FORUM: Internetzeitschrift des Landesverbandes für Kinder
in Adoptiv und Pflegefamilien S-H e.V. (KiAP) und der Arbeitsge-
meinschaft für Sozialberatung und Psychotherapie (AGSP)


 

Rezension / Jahrgang 2001

 

Amanda Michalopoulou

Oktopusgarten

Rotbuch Verlag Hamburg, 1999
List Taschenbuch, 2001
ISBN 3-584-60081-6
17,50 DM

 


Dies ist ein Roman, kein Fachbuch. Ihn an dieser Stelle zu empfehlen, ist gleichwohl angebracht, denn es ist die Geschichte einer „normalverrückten“ Familie über drei Generationen, die sich als Denkhintergrund für Biographiearbeit hervorragend anbietet, weil sie in verschiedenen dichterischen Formen deutlich macht, daß es unterschiedliche Wahrnehmungen und mehrere Möglichkeiten gibt, die Wirklichkeit zu konstruieren.

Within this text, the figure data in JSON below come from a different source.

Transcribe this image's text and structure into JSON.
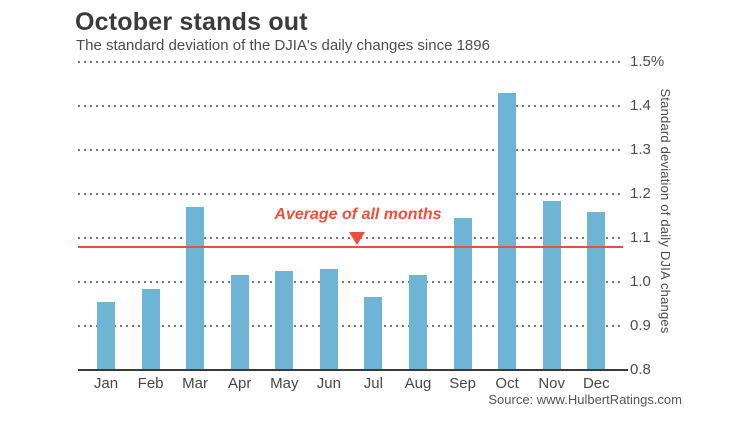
{
  "header": {
    "title": "October stands out",
    "subtitle": "The standard deviation of the DJIA's daily changes since 1896"
  },
  "annotation": {
    "label": "Average of all months"
  },
  "axis": {
    "y_title": "Standard deviation of daily DJIA changes"
  },
  "source": "Source: www.HulbertRatings.com",
  "colors": {
    "bar": "#6db4d5",
    "average_line": "#e35045",
    "annotation_text": "#ee4f38",
    "grid_dots": "#7b7b7b",
    "baseline": "#3a3a3a",
    "title_text": "#3b3b3b",
    "axis_text": "#4d4d4d"
  },
  "chart_data": {
    "type": "bar",
    "title": "October stands out",
    "subtitle": "The standard deviation of the DJIA's daily changes since 1896",
    "categories": [
      "Jan",
      "Feb",
      "Mar",
      "Apr",
      "May",
      "Jun",
      "Jul",
      "Aug",
      "Sep",
      "Oct",
      "Nov",
      "Dec"
    ],
    "values": [
      0.955,
      0.985,
      1.17,
      1.015,
      1.025,
      1.03,
      0.965,
      1.015,
      1.145,
      1.43,
      1.185,
      1.16
    ],
    "average_line_value": 1.08,
    "annotation": "Average of all months",
    "ylabel": "Standard deviation of daily DJIA changes",
    "ylim": [
      0.8,
      1.5
    ],
    "yticks": [
      0.8,
      0.9,
      1.0,
      1.1,
      1.2,
      1.3,
      1.4,
      1.5
    ],
    "ytick_labels": [
      "0.8",
      "0.9",
      "1.0",
      "1.1",
      "1.2",
      "1.3",
      "1.4",
      "1.5%"
    ],
    "grid": "horizontal dotted",
    "legend": "none",
    "bar_color": "#6db4d5"
  }
}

„Wer sagt eigentlich, das Leben sei eine Stickerei, die man am Anfang von der Vorderseite und am Ende von der Rückseite sieht? Wer es auch ist, er hat unrecht. Man dreht die Stickerei immer wieder um und sucht nach Verbindungen zwischen den Fäden. Das ist eine Frage des Charakters nicht eine des Alters.“ (S.92)

Durchgängig werden von der Autorin (Jg. 1966) zwei Erzählfäden, die einer Ich-Erzählerin Athina und die ihres jüngeren Bruders Ilias, ganz kunstvoll miteinander verwoben. Der Bruder, in London lebend, hat zu einem früheren Zeitpunkt Geschichten über seine Familie in Englisch aufgeschrieben und die Schwester, nach wie vor im Zusammenhang der Familie in Griechenland (meist Athen) lebend, übersetzt diese Geschichten ins Griechische und macht ein Buch daraus.

Während die Ich-Erzählerin im geordneten zeitlichen Kontinuum berichtet, (abgesehen von spannungserhöhenden, Neugier kitzelnden kurzen Vorausblicken) nehmen die Geschichten des Bruders recht wundersame Sprünge.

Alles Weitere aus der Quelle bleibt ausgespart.